# FS adult tropheus duboisi yellow band maswa PRICE DROP



## EVANDU (Dec 30, 2010)

I want sell my tropheus duboisi yellow band maswa, 4" ask for PRICE DROP $30

and he is in my tank for 2 years from 1". domanial fish in my tank. great shape.

pic (the biggest one from the bottom of the pic)









and i may consider sell 2 or 3 male ilangi too. (same size)

thanks


----------



## chixclids (May 21, 2012)

Yo evan check out my new collection! Theyre freakin' insane! I fell inlove man


----------



## Claudia (Apr 21, 2010)

How many r u selling of the tropheus duboisi?


----------



## EVANDU (Dec 30, 2010)

actually only one.


----------



## EVANDU (Dec 30, 2010)

chixclids said:


> Yo evan check out my new collection! Theyre freakin' insane! I fell inlove man


you get any pic? i want see them haha


----------



## chixclids (May 21, 2012)

Watch the vid even better


----------



## chixclids (May 21, 2012)

Watch the vid even better


----------



## EVANDU (Dec 30, 2010)

chixclids said:


> Watch the vid even better


oh man. that looks awesome!


----------



## EVANDU (Dec 30, 2010)

free bump price drop to $30


----------



## EVANDU (Dec 30, 2010)

bump bump


----------



## ninez (Apr 21, 2010)

Hi

Just wondering by buying just one from you and adding just one into my existing tropheus group, will the existing group accept it or kill it?

Thanks


----------



## BaoBeiZhu (Apr 24, 2010)

ninez said:


> Hi
> 
> Just wondering by buying just one from you and adding just one into my existing tropheus group, will the existing group accept it or kill it?
> 
> Thanks


kill it .


----------



## onefishtwofish (Apr 21, 2010)

kill it......wait , you have dubosi? you never told me. however. if you r talking about your demisoni, i would say he will be alright. the color is so far from the competition that the dominant demisoni wont bother it in my experience. i have had a big male thickskin in with my colony that fell out of the breeder box into their tank and he is fine. I also put in 4 fish i got from tom that r malawi's I think and they pay them no mind so if that is the case should be ok. slip him in in the dark and feed them. just my opinion.


----------



## Tequilla (Nov 18, 2011)

Two years ago another member give me one adult tropheus duboisi yellow band & within 9 months time I noticed that he either damaged my other Adult African Cichlids or killed them; No wonder he was given to me, so I too give him up for FREE.

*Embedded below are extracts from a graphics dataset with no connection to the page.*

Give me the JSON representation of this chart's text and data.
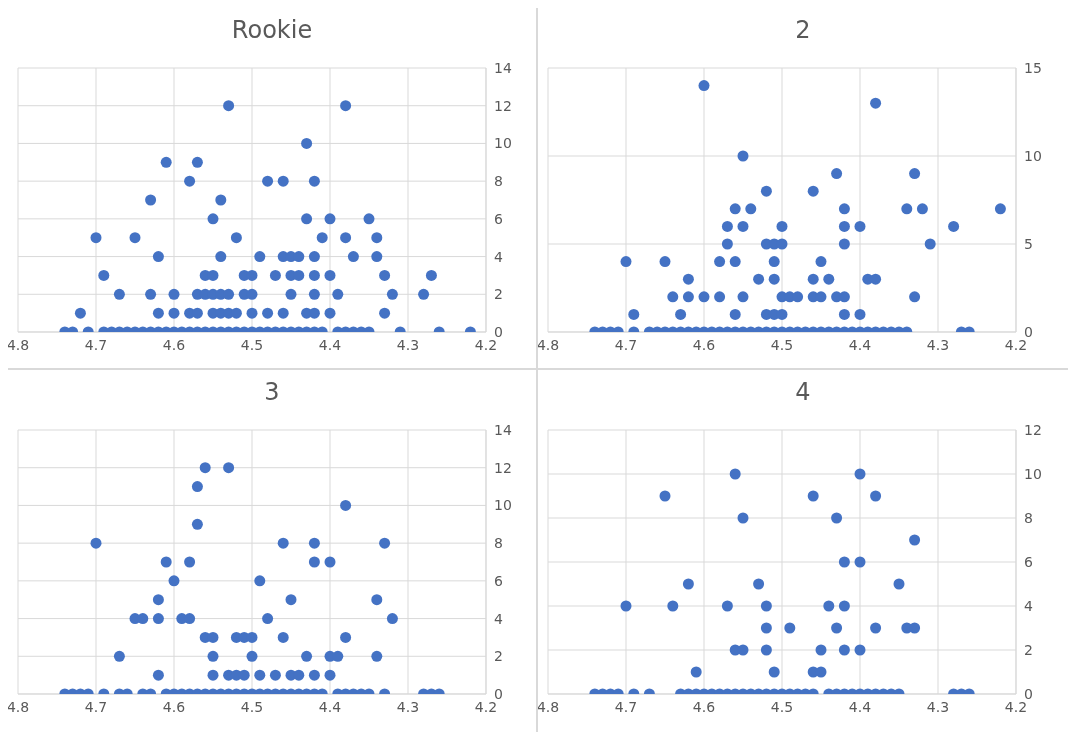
{
  "chart_data": [
    {
      "type": "scatter",
      "title": "Rookie",
      "xlim": [
        4.8,
        4.2
      ],
      "xticks": [
        4.8,
        4.7,
        4.6,
        4.5,
        4.4,
        4.3,
        4.2
      ],
      "ylim": [
        0,
        14
      ],
      "yticks": [
        0,
        2,
        4,
        6,
        8,
        10,
        12,
        14
      ],
      "grid": true,
      "marker": "circle",
      "series": [
        {
          "color": "#4472c4",
          "x": [
            4.53,
            4.38,
            4.43,
            4.61,
            4.57,
            4.58,
            4.48,
            4.46,
            4.42,
            4.63,
            4.54,
            4.55,
            4.43,
            4.4,
            4.35,
            4.7,
            4.65,
            4.52,
            4.41,
            4.38,
            4.34,
            4.62,
            4.54,
            4.49,
            4.46,
            4.45,
            4.44,
            4.42,
            4.37,
            4.34,
            4.69,
            4.56,
            4.55,
            4.51,
            4.5,
            4.47,
            4.45,
            4.44,
            4.42,
            4.4,
            4.33,
            4.27,
            4.67,
            4.63,
            4.6,
            4.57,
            4.56,
            4.55,
            4.54,
            4.53,
            4.51,
            4.5,
            4.45,
            4.42,
            4.39,
            4.32,
            4.28,
            4.72,
            4.62,
            4.6,
            4.58,
            4.57,
            4.55,
            4.54,
            4.53,
            4.52,
            4.5,
            4.48,
            4.46,
            4.43,
            4.42,
            4.4,
            4.33,
            4.74,
            4.73,
            4.71,
            4.69,
            4.68,
            4.67,
            4.66,
            4.65,
            4.64,
            4.63,
            4.62,
            4.61,
            4.6,
            4.59,
            4.58,
            4.57,
            4.56,
            4.55,
            4.54,
            4.53,
            4.52,
            4.51,
            4.5,
            4.49,
            4.48,
            4.47,
            4.46,
            4.45,
            4.44,
            4.43,
            4.42,
            4.41,
            4.39,
            4.38,
            4.37,
            4.36,
            4.35,
            4.31,
            4.26,
            4.22
          ],
          "values": [
            12,
            12,
            10,
            9,
            9,
            8,
            8,
            8,
            8,
            7,
            7,
            6,
            6,
            6,
            6,
            5,
            5,
            5,
            5,
            5,
            5,
            4,
            4,
            4,
            4,
            4,
            4,
            4,
            4,
            4,
            3,
            3,
            3,
            3,
            3,
            3,
            3,
            3,
            3,
            3,
            3,
            3,
            2,
            2,
            2,
            2,
            2,
            2,
            2,
            2,
            2,
            2,
            2,
            2,
            2,
            2,
            2,
            1,
            1,
            1,
            1,
            1,
            1,
            1,
            1,
            1,
            1,
            1,
            1,
            1,
            1,
            1,
            1,
            0,
            0,
            0,
            0,
            0,
            0,
            0,
            0,
            0,
            0,
            0,
            0,
            0,
            0,
            0,
            0,
            0,
            0,
            0,
            0,
            0,
            0,
            0,
            0,
            0,
            0,
            0,
            0,
            0,
            0,
            0,
            0,
            0,
            0,
            0,
            0,
            0,
            0,
            0,
            0
          ]
        }
      ]
    },
    {
      "type": "scatter",
      "title": "2",
      "xlim": [
        4.8,
        4.2
      ],
      "xticks": [
        4.8,
        4.7,
        4.6,
        4.5,
        4.4,
        4.3,
        4.2
      ],
      "ylim": [
        0,
        15
      ],
      "yticks": [
        0,
        5,
        10,
        15
      ],
      "grid": true,
      "marker": "circle",
      "series": [
        {
          "color": "#4472c4",
          "x": [
            4.6,
            4.38,
            4.55,
            4.43,
            4.33,
            4.52,
            4.46,
            4.56,
            4.54,
            4.42,
            4.34,
            4.32,
            4.22,
            4.57,
            4.55,
            4.5,
            4.42,
            4.4,
            4.28,
            4.57,
            4.52,
            4.51,
            4.5,
            4.42,
            4.31,
            4.7,
            4.65,
            4.58,
            4.56,
            4.51,
            4.45,
            4.62,
            4.53,
            4.51,
            4.46,
            4.44,
            4.39,
            4.38,
            4.64,
            4.62,
            4.6,
            4.58,
            4.55,
            4.5,
            4.49,
            4.48,
            4.46,
            4.45,
            4.43,
            4.42,
            4.33,
            4.69,
            4.63,
            4.56,
            4.52,
            4.51,
            4.5,
            4.42,
            4.4,
            4.74,
            4.73,
            4.72,
            4.71,
            4.69,
            4.67,
            4.66,
            4.65,
            4.64,
            4.63,
            4.62,
            4.61,
            4.6,
            4.59,
            4.58,
            4.57,
            4.56,
            4.55,
            4.54,
            4.53,
            4.52,
            4.51,
            4.5,
            4.49,
            4.48,
            4.47,
            4.46,
            4.45,
            4.44,
            4.43,
            4.42,
            4.41,
            4.4,
            4.39,
            4.38,
            4.37,
            4.36,
            4.35,
            4.34,
            4.27,
            4.26
          ],
          "values": [
            14,
            13,
            10,
            9,
            9,
            8,
            8,
            7,
            7,
            7,
            7,
            7,
            7,
            6,
            6,
            6,
            6,
            6,
            6,
            5,
            5,
            5,
            5,
            5,
            5,
            4,
            4,
            4,
            4,
            4,
            4,
            3,
            3,
            3,
            3,
            3,
            3,
            3,
            2,
            2,
            2,
            2,
            2,
            2,
            2,
            2,
            2,
            2,
            2,
            2,
            2,
            1,
            1,
            1,
            1,
            1,
            1,
            1,
            1,
            0,
            0,
            0,
            0,
            0,
            0,
            0,
            0,
            0,
            0,
            0,
            0,
            0,
            0,
            0,
            0,
            0,
            0,
            0,
            0,
            0,
            0,
            0,
            0,
            0,
            0,
            0,
            0,
            0,
            0,
            0,
            0,
            0,
            0,
            0,
            0,
            0,
            0,
            0,
            0,
            0
          ]
        }
      ]
    },
    {
      "type": "scatter",
      "title": "3",
      "xlim": [
        4.8,
        4.2
      ],
      "xticks": [
        4.8,
        4.7,
        4.6,
        4.5,
        4.4,
        4.3,
        4.2
      ],
      "ylim": [
        0,
        14
      ],
      "yticks": [
        0,
        2,
        4,
        6,
        8,
        10,
        12,
        14
      ],
      "grid": true,
      "marker": "circle",
      "series": [
        {
          "color": "#4472c4",
          "x": [
            4.56,
            4.53,
            4.57,
            4.38,
            4.57,
            4.7,
            4.46,
            4.42,
            4.33,
            4.61,
            4.58,
            4.42,
            4.4,
            4.6,
            4.49,
            4.62,
            4.45,
            4.34,
            4.65,
            4.64,
            4.62,
            4.59,
            4.58,
            4.48,
            4.32,
            4.56,
            4.55,
            4.52,
            4.51,
            4.5,
            4.46,
            4.38,
            4.67,
            4.55,
            4.5,
            4.43,
            4.4,
            4.39,
            4.34,
            4.62,
            4.55,
            4.53,
            4.52,
            4.51,
            4.49,
            4.47,
            4.45,
            4.44,
            4.42,
            4.4,
            4.74,
            4.73,
            4.72,
            4.71,
            4.69,
            4.67,
            4.66,
            4.64,
            4.63,
            4.61,
            4.6,
            4.59,
            4.58,
            4.57,
            4.56,
            4.55,
            4.54,
            4.53,
            4.52,
            4.51,
            4.5,
            4.49,
            4.48,
            4.47,
            4.46,
            4.45,
            4.44,
            4.43,
            4.42,
            4.41,
            4.39,
            4.38,
            4.37,
            4.36,
            4.35,
            4.33,
            4.28,
            4.27,
            4.26
          ],
          "values": [
            12,
            12,
            11,
            10,
            9,
            8,
            8,
            8,
            8,
            7,
            7,
            7,
            7,
            6,
            6,
            5,
            5,
            5,
            4,
            4,
            4,
            4,
            4,
            4,
            4,
            3,
            3,
            3,
            3,
            3,
            3,
            3,
            2,
            2,
            2,
            2,
            2,
            2,
            2,
            1,
            1,
            1,
            1,
            1,
            1,
            1,
            1,
            1,
            1,
            1,
            0,
            0,
            0,
            0,
            0,
            0,
            0,
            0,
            0,
            0,
            0,
            0,
            0,
            0,
            0,
            0,
            0,
            0,
            0,
            0,
            0,
            0,
            0,
            0,
            0,
            0,
            0,
            0,
            0,
            0,
            0,
            0,
            0,
            0,
            0,
            0,
            0,
            0,
            0
          ]
        }
      ]
    },
    {
      "type": "scatter",
      "title": "4",
      "xlim": [
        4.8,
        4.2
      ],
      "xticks": [
        4.8,
        4.7,
        4.6,
        4.5,
        4.4,
        4.3,
        4.2
      ],
      "ylim": [
        0,
        12
      ],
      "yticks": [
        0,
        2,
        4,
        6,
        8,
        10,
        12
      ],
      "grid": true,
      "marker": "circle",
      "series": [
        {
          "color": "#4472c4",
          "x": [
            4.56,
            4.4,
            4.65,
            4.46,
            4.38,
            4.55,
            4.43,
            4.33,
            4.42,
            4.4,
            4.62,
            4.53,
            4.35,
            4.7,
            4.64,
            4.57,
            4.52,
            4.44,
            4.42,
            4.52,
            4.49,
            4.43,
            4.38,
            4.34,
            4.33,
            4.56,
            4.55,
            4.52,
            4.45,
            4.42,
            4.4,
            4.61,
            4.51,
            4.46,
            4.45,
            4.74,
            4.73,
            4.72,
            4.71,
            4.69,
            4.67,
            4.63,
            4.62,
            4.61,
            4.6,
            4.59,
            4.58,
            4.57,
            4.56,
            4.55,
            4.54,
            4.53,
            4.52,
            4.51,
            4.5,
            4.49,
            4.48,
            4.47,
            4.46,
            4.44,
            4.43,
            4.42,
            4.41,
            4.4,
            4.39,
            4.38,
            4.37,
            4.36,
            4.35,
            4.28,
            4.27,
            4.26
          ],
          "values": [
            10,
            10,
            9,
            9,
            9,
            8,
            8,
            7,
            6,
            6,
            5,
            5,
            5,
            4,
            4,
            4,
            4,
            4,
            4,
            3,
            3,
            3,
            3,
            3,
            3,
            2,
            2,
            2,
            2,
            2,
            2,
            1,
            1,
            1,
            1,
            0,
            0,
            0,
            0,
            0,
            0,
            0,
            0,
            0,
            0,
            0,
            0,
            0,
            0,
            0,
            0,
            0,
            0,
            0,
            0,
            0,
            0,
            0,
            0,
            0,
            0,
            0,
            0,
            0,
            0,
            0,
            0,
            0,
            0,
            0,
            0,
            0
          ]
        }
      ]
    }
  ]
}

You should keep him in your set up, otherwise his not going to be happy in any other Aquarium unless his placed inside his own Aquarium all by himself.

I do agree that his a gorgeous fish, but his a devil.

Since than I bought 10 fry tropheus duboisi yellow band & they are all doing just fine inside my 125g all African Cichlids set up.

Anyone that had experience with Troupheus agrees with me to NOT add a "single Adul Troupheus" to any set up as there will be always problems.

All the members should know this important information before they decide to take him as its only fair, otherwise no one likes to add an evil fish into their set-up just to find out the hard way.


----------